If it’s been more than a couple years since college graduation, then you likely already know how much you need to spend and save now that you’re on your own. Still, it’s a good idea to regularly take stock of what you owe and to whom in order to stay on top of payments and away from debt. This includes knowing exactly how much you have left to pay back to your student loans. Try using a debt repayment calculator to help you determine when your debts will be paid off so you can more accurately plan for the future.
In your mid to late twenties, you’re probably still enjoying an active social life filled with everything from friends’ weddings to Sunday brunches. This time in your life can make budgeting tricky with expenses like gifts and travel cropping up on an unpredictable schedule. But this doesn’t mean that you should forgo setting a budget. Instead, consider setting budgets for shorter periods of time, such as weekly versus monthly, and continuing to contribute to your rainy day fund. This strategy can help you stay on your toes and avoid overspending or having to pass on an event or opportunity.
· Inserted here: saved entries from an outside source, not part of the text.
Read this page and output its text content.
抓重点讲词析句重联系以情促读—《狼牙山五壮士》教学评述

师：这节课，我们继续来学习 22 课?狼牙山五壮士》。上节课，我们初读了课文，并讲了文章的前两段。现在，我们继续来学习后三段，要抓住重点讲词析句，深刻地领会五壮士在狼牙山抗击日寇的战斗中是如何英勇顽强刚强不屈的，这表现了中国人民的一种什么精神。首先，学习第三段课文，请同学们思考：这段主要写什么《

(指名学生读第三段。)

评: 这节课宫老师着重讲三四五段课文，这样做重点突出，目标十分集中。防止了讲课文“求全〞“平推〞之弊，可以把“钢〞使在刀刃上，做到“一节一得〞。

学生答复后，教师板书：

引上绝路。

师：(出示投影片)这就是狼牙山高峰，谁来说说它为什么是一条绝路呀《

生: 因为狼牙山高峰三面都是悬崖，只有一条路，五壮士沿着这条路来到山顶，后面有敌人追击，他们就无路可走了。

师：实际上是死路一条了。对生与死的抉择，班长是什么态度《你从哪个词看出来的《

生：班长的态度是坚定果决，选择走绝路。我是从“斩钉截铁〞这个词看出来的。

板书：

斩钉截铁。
You have read and heard enough about saving money in your 20s for retirement to know that it’s important, but 66% of millennials still have nothing saved. While it’s never too late to start saving for retirement, the earlier you get started the more you will be able to save – and the more likely you are to make saving a good habit. If your employer offers a 401k program, make sure you are taking advantage of it, and contributing the maximum employer match while you’re at it. Getting ahead while you have relatively few monetary obligations can help you pave the way for retirement down the road.
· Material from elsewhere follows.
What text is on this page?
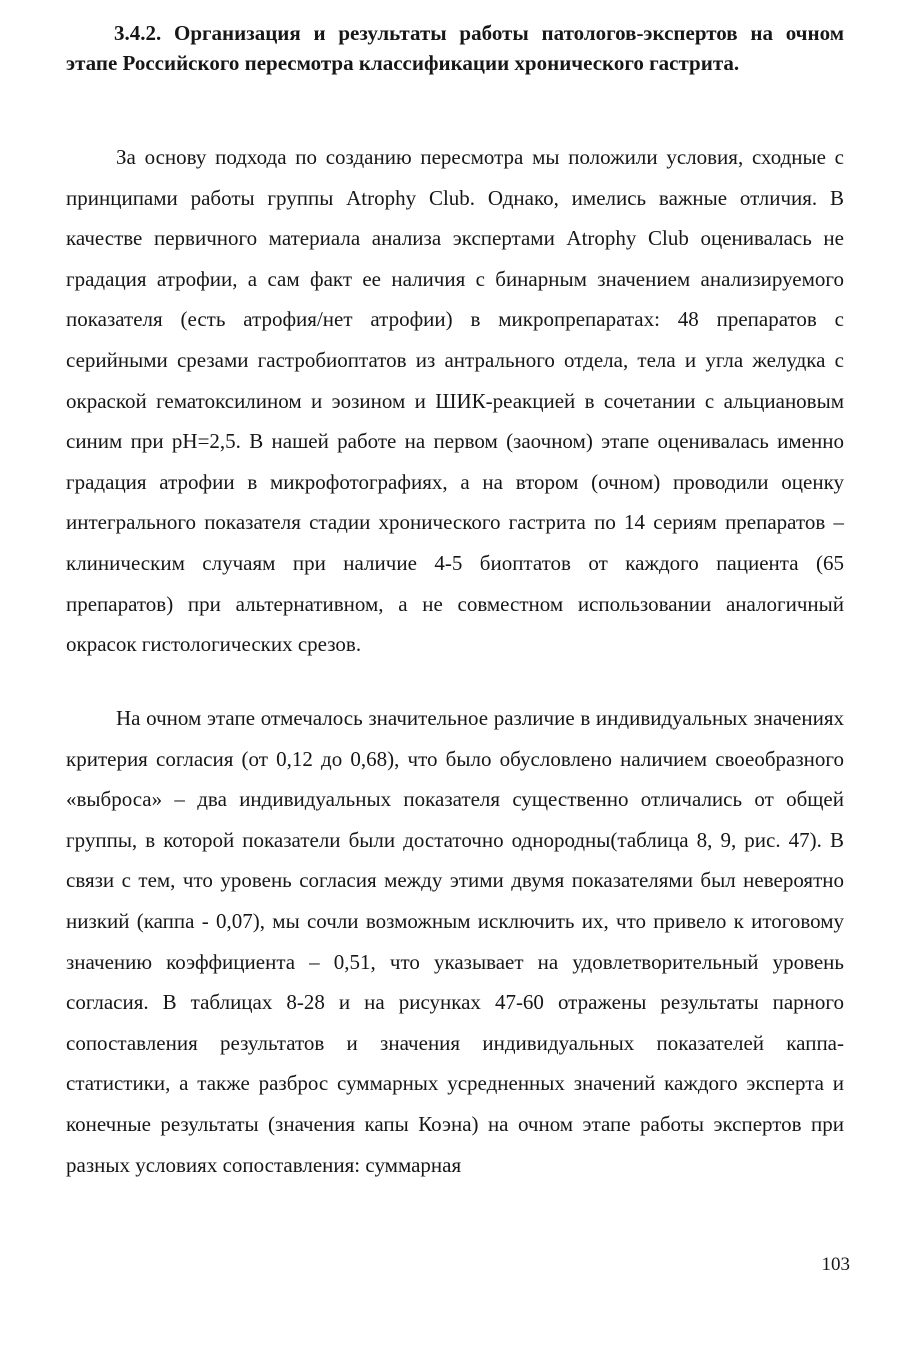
3.4.2. Организация и результаты работы патологов-экспертов на очном этапе Российского пересмотра классификации хронического гастрита.

За основу подхода по созданию пересмотра мы положили условия, сходные с принципами работы группы Atrophy Club. Однако, имелись важные отличия. В качестве первичного материала анализа экспертами Atrophy Club оценивалась не градация атрофии, а сам факт ее наличия с бинарным значением анализируемого показателя (есть атрофия/нет атрофии) в микропрепаратах: 48 препаратов с серийными срезами гастробиоптатов из антрального отдела, тела и угла желудка с окраской гематоксилином и эозином и ШИК-реакцией в сочетании с альциановым синим при pH=2,5. В нашей работе на первом (заочном) этапе оценивалась именно градация атрофии в микрофотографиях, а на втором (очном) проводили оценку интегрального показателя стадии хронического гастрита по 14 сериям препаратов – клиническим случаям при наличие 4-5 биоптатов от каждого пациента (65 препаратов) при альтернативном, а не совместном использовании аналогичный окрасок гистологических срезов.

На очном этапе отмечалось значительное различие в индивидуальных значениях критерия согласия (от 0,12 до 0,68), что было обусловлено наличием своеобразного «выброса» – два индивидуальных показателя существенно отличались от общей группы, в которой показатели были достаточно однородны(таблица 8, 9, рис. 47). В связи с тем, что уровень согласия между этими двумя показателями был невероятно низкий (каппа - 0,07), мы сочли возможным исключить их, что привело к итоговому значению коэффициента – 0,51, что указывает на удовлетворительный уровень согласия. В таблицах 8-28 и на рисунках 47-60 отражены результаты парного сопоставления результатов и значения индивидуальных показателей каппа-статистики, а также разброс суммарных усредненных значений каждого эксперта и конечные результаты (значения капы Коэна) на очном этапе работы экспертов при разных условиях сопоставления: суммарная

103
If you want to be ready for whatever comes your way but don’t want to keep your disposable income in plain sight, consider starting a rainy day fund. This money can be kept separate from the checking account you use to pay bills so that your rainy day funds can be ready when you need them. If you don’t already use automatic transfers, set one up that will move a small amount of money from your main checking account into your rainy day fund on a regular basis. Once you have a couple of months’ worth of income saved, your rainy day fund will be ready to help you when you need it, whether for unexpected expenses or once in a lifetime opportunities.
Your mid- to late-twenties form an important stage in your life. As you gain more independence and responsibility, the habits you develop now will stick with you. By making smart decisions, being flexible and saving money in your 20s, you’ll be on your way to a stronger financial future in the decades to come.